In a bid to further improve the tax accountability of investors, the ATO has announced new rules around investment property depreciation. These will most likely affect your Melbourne investment property, so it's vital that you're aware of the new laws.
What are the 2017 depreciation law changes?
Depreciation is a handy tax tool that allows property investors to deduct the value decreases of their assets off their taxable income, thus reducing their tax bill. In past investors could claim depreciation tax on Melbourne investment properties for all plant and equipment (items such as washing machines, and furniture that can be removed from the property) – even if they were purchased by previous owners.
If you've purchased property before 7:30 pm on May 9 these new law changes will not apply to you.
That's no longer allowed under the new rules, and investors can only claim depreciation on items that they've purchases themselves.
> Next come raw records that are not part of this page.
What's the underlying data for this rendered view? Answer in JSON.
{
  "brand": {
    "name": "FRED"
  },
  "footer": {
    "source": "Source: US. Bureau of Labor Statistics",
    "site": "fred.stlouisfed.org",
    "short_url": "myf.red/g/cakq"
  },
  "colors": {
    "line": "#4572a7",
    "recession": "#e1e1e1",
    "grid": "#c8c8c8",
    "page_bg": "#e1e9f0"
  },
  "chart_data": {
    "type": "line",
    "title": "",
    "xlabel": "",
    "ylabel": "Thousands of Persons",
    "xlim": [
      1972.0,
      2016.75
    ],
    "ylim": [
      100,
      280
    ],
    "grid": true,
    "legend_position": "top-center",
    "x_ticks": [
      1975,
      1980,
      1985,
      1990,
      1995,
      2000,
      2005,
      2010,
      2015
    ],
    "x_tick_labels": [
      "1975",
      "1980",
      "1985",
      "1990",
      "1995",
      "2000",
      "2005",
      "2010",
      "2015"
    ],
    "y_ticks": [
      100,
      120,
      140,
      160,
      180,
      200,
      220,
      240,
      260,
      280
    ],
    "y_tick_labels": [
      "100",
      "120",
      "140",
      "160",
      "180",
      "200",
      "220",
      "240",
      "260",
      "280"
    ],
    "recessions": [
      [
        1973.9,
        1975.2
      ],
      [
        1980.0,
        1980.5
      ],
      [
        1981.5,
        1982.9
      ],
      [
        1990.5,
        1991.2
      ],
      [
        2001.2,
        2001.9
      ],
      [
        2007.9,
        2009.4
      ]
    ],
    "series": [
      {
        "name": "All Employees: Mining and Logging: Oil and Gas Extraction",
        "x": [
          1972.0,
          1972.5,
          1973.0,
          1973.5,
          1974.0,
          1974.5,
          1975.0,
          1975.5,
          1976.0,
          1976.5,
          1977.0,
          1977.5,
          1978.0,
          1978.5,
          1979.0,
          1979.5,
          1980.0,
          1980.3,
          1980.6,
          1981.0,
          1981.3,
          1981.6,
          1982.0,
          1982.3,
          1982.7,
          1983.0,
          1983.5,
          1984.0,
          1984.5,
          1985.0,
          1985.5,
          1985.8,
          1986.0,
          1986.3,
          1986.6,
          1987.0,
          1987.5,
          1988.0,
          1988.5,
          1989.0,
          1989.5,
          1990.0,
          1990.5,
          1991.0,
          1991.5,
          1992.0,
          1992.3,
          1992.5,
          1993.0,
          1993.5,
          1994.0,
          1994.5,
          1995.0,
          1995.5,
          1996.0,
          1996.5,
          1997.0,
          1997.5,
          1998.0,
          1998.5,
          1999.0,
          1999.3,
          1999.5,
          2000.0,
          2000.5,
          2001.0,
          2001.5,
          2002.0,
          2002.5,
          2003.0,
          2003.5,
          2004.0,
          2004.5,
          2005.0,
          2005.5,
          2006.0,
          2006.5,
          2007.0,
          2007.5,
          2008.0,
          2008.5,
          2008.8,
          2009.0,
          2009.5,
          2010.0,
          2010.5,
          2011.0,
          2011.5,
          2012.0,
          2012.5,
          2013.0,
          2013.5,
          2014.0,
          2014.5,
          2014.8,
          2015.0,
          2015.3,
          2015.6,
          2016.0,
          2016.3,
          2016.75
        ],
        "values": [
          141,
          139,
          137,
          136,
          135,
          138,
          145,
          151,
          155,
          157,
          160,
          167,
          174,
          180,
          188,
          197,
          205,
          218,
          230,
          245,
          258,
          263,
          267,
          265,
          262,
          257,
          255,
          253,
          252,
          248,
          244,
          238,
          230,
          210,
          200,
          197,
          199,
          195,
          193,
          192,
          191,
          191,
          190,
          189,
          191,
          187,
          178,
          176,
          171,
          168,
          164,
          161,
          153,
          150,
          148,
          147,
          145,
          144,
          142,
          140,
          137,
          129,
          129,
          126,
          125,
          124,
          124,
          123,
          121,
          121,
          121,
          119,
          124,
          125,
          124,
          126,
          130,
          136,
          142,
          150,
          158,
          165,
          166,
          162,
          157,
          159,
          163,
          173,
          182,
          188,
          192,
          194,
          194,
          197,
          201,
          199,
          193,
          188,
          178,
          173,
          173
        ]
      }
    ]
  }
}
Why do changes to investment property depreciation matter for you?
If you've purchased property before 7:30 p.m. May 9, these new law changes will not apply to you and you can continue claiming depreciation as you have been. If you purchased your residential property after that date, however, your 2017 tax return is going to look a bit different.
Unless you purchase a brand new property, or plants and equipment, you won't be able to use depreciation to reduce your taxable income. In their analysis of 1,000 Australian properties, MCG Quantity Surveying found that the average investor will pay $1,300 to $1,400 more tax as a result.
What to do now?
The above figure may be alarming for some, but it's essential that you move forward logically and complete your tax return correctly. The 2017 depreciation rule changes may eat into your income, but filing an incorrect return or not understanding the changes could worsen the problem.
First, if you haven't yet completed your tax return, speak to your accountant, so that you fully understand what you can and can't claim.
Secondly, if you're looking at property investment in Melbourne, take these laws into account. Tax savings may make buying brand new property or renovating a fixer-upper a more attractive opportunity if you know what you're doing and are aware of the tax implications.